Kalau tidak bisa membuktikannya, Pak Tito akan kehilangan muka, kredibilitas dan bahkan bisa kehilangan jabatan. Kalau kehilangan muka, mungkin bisa diganti dengan muka baru. Kehilangan jabatan, bisa dibuatkan jabatan baru. Yang berat adalah kehilangan kredibilitas, apa ada yang mau kasih kredit baru?.
Jelasnya, harus kerja keras untuk menghadapi serangan balik IBU. Mungkin, inilah kecerobohan tingkat tinggi dengan risiko tinggi.
IBU membantah tuduhan polisi dengan data yang lengkap. Kemudian, bantahan itu didukung oleh sejumlah pejabat tinggi dan banyak anggota DPR dari berbagai partai. Dukungan kepada IBU juga sangat deras datang dari netizen.
Bulog, kata Mensos Khofifah Indar Parawangsa, memastikan IBU tidak mengoplos rastra (dulu raskin) yang diperuntukkan bagi kalangan tak mampu. Kemudian, bermunculan fakta-fakta bahwa IBU membeli beras dari petani dengan harga jauh lebih tinggi dari harga beli Bulog. Praktik IBU ini sangat membantu petani.

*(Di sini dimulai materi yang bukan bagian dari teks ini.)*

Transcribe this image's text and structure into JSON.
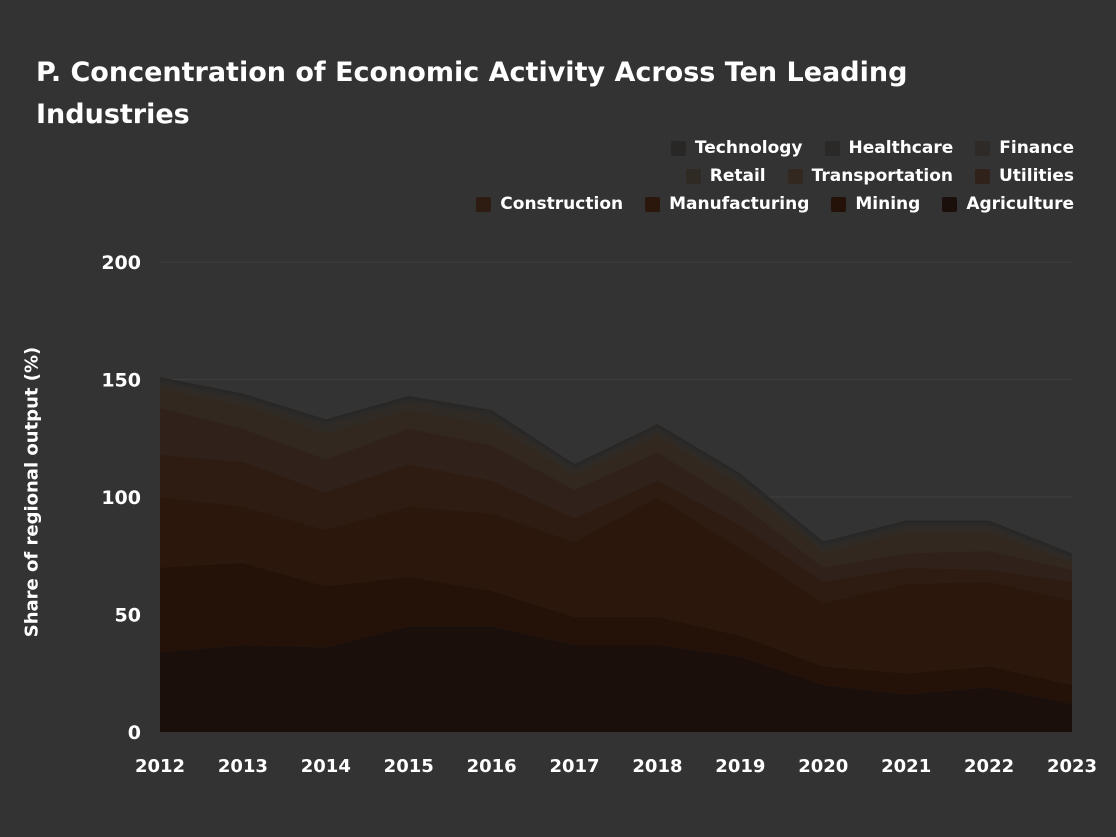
{
  "chart_data": {
    "type": "area",
    "stacked": true,
    "title": "P. Concentration of Economic Activity Across Ten Leading Industries",
    "ylabel": "Share of regional output (%)",
    "xlabel": "",
    "categories": [
      "2012",
      "2013",
      "2014",
      "2015",
      "2016",
      "2017",
      "2018",
      "2019",
      "2020",
      "2021",
      "2022",
      "2023"
    ],
    "ylim": [
      0,
      200
    ],
    "yticks": [
      0,
      50,
      100,
      150,
      200
    ],
    "grid": true,
    "legend_position": "top-right",
    "series": [
      {
        "name": "Agriculture",
        "color": "#1a0f0a",
        "values": [
          34,
          37,
          36,
          45,
          45,
          37,
          37,
          32,
          20,
          16,
          19,
          12
        ]
      },
      {
        "name": "Mining",
        "color": "#241209",
        "values": [
          36,
          35,
          26,
          21,
          15,
          12,
          12,
          9,
          8,
          9,
          9,
          8
        ]
      },
      {
        "name": "Manufacturing",
        "color": "#2b170c",
        "values": [
          30,
          24,
          24,
          30,
          33,
          32,
          51,
          37,
          27,
          38,
          36,
          36
        ]
      },
      {
        "name": "Construction",
        "color": "#2e1c12",
        "values": [
          18,
          19,
          16,
          18,
          14,
          10,
          7,
          10,
          9,
          7,
          5,
          8
        ]
      },
      {
        "name": "Utilities",
        "color": "#30221a",
        "values": [
          20,
          14,
          14,
          15,
          15,
          12,
          12,
          9,
          6,
          6,
          8,
          5
        ]
      },
      {
        "name": "Transportation",
        "color": "#322820",
        "values": [
          8,
          10,
          11,
          8,
          9,
          6,
          7,
          8,
          6,
          9,
          8,
          3
        ]
      },
      {
        "name": "Retail",
        "color": "#302a25",
        "values": [
          2,
          2,
          3,
          3,
          3,
          2,
          2,
          2,
          2,
          2,
          2,
          1
        ]
      },
      {
        "name": "Finance",
        "color": "#2e2a27",
        "values": [
          1,
          1,
          1,
          1,
          1,
          1,
          1,
          1,
          1,
          1,
          1,
          1
        ]
      },
      {
        "name": "Healthcare",
        "color": "#2b2928",
        "values": [
          1,
          1,
          1,
          1,
          1,
          1,
          1,
          1,
          1,
          1,
          1,
          1
        ]
      },
      {
        "name": "Technology",
        "color": "#292725",
        "values": [
          1,
          1,
          1,
          1,
          1,
          1,
          1,
          1,
          1,
          1,
          1,
          1
        ]
      }
    ],
    "legend_rows": [
      [
        "Technology",
        "Healthcare",
        "Finance"
      ],
      [
        "Retail",
        "Transportation",
        "Utilities"
      ],
      [
        "Construction",
        "Manufacturing",
        "Mining",
        "Agriculture"
      ]
    ]
  }
}
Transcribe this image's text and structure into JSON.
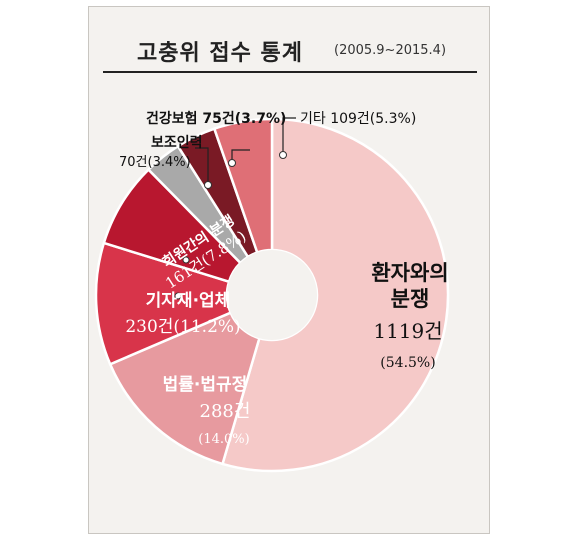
{
  "header": {
    "title": "고충위 접수 통계",
    "subtitle": "(2005.9~2015.4)"
  },
  "colors": {
    "환자와의 분쟁": "#f5c9c8",
    "법률·법규정": "#e79a9f",
    "기자재·업체": "#d8344a",
    "회원간의 분쟁": "#b8172f",
    "보조인력": "#a9a9a9",
    "건강보험": "#7a1a25",
    "기타": "#df6f76"
  },
  "chart_data": {
    "type": "pie",
    "donut": true,
    "title": "고충위 접수 통계",
    "subtitle": "(2005.9~2015.4)",
    "slices": [
      {
        "label": "환자와의 분쟁",
        "value": 1119,
        "percent": 54.5,
        "count_text": "1119건",
        "pct_text": "(54.5%)"
      },
      {
        "label": "법률·법규정",
        "value": 288,
        "percent": 14.0,
        "count_text": "288건",
        "pct_text": "(14.0%)"
      },
      {
        "label": "기자재·업체",
        "value": 230,
        "percent": 11.2,
        "count_text": "230건(11.2%)"
      },
      {
        "label": "회원간의 분쟁",
        "value": 161,
        "percent": 7.8,
        "count_text": "161건(7.8%)"
      },
      {
        "label": "보조인력",
        "value": 70,
        "percent": 3.4,
        "count_text": "70건(3.4%)"
      },
      {
        "label": "건강보험",
        "value": 75,
        "percent": 3.7,
        "count_text": "75건(3.7%)"
      },
      {
        "label": "기타",
        "value": 109,
        "percent": 5.3,
        "count_text": "109건(5.3%)"
      }
    ],
    "slice_labels": {
      "patient_l1": "환자와의",
      "patient_l2": "분쟁",
      "law_l1": "법률·법규정",
      "equip_l1": "기자재·업체",
      "member_l1": "회원간의 분쟁",
      "aux_l1": "보조인력",
      "ins_l1": "건강보험 75건(3.7%)",
      "etc_l1": "기타 109건(5.3%)"
    }
  }
}
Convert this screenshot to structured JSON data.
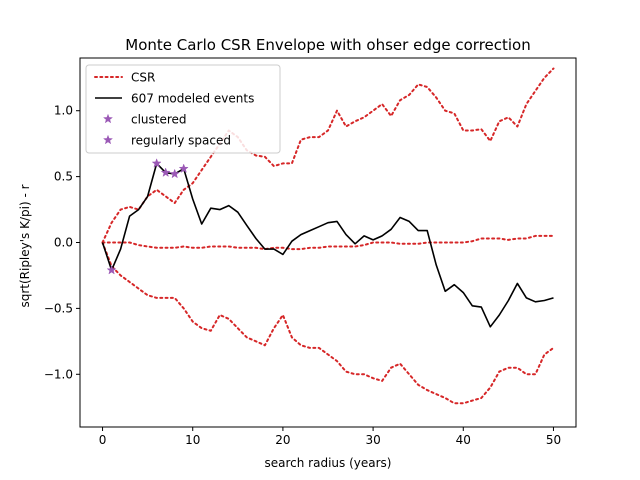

Seterusnya, ada sejumlah testimoni (kesaksian) dari orang-orang yang sudah berpengalaman berbisnis beras. Intinya, apa yang dilakukan IBU dalam pengolahan gabah sampai menjadi beras premium merupakan praktik yang wajar. Tidak ada yang harus dipersoalkan.
Semula dituduhkan bahwa IBU mengemas beras bersubsidi IR64 dengan harga beli Rp6,000 sampai Rp7,000 per kilo menjadi beras premium dengan harga jual Rp20,000 per kilo. Maknyuss dan Ayam Jago adalah dua label yang dikatakan beras oplosan.
Mantan menteri pertanian, Anton Apriyantono, yang duduk sebagai komisaris PT Tiga Pilar Sejahteran yang merupakan induk IBU, menegaskan bahwa sekarang ini beras IR64 sudah sangat jarang ditemukan. Sudah berganti varitas baru. Anton mengatakan dia akan menuntut pihak-pihak yang menuduh perusahaannya melakukan pengoplosan.
Kenapa penggerebekan beras oplosan itu berbalik menerpa Pak Tito?
Salah satu kemungkinannya adalah bahwa informasi yang disajikan kepada beliau adalah “informasi oplosan”. Informasi yang tidak akurat. Informasi yang menyesatkan. Kata seorang pemerhati, bisa jadi informasi yang dibisikkan oleh tengkulak gabah yang kalah bersaing dengan IBU. Si tengkulak tak sanggup membeli beras dengan harga tinggi dari petani seperti yang dilakukan IBU.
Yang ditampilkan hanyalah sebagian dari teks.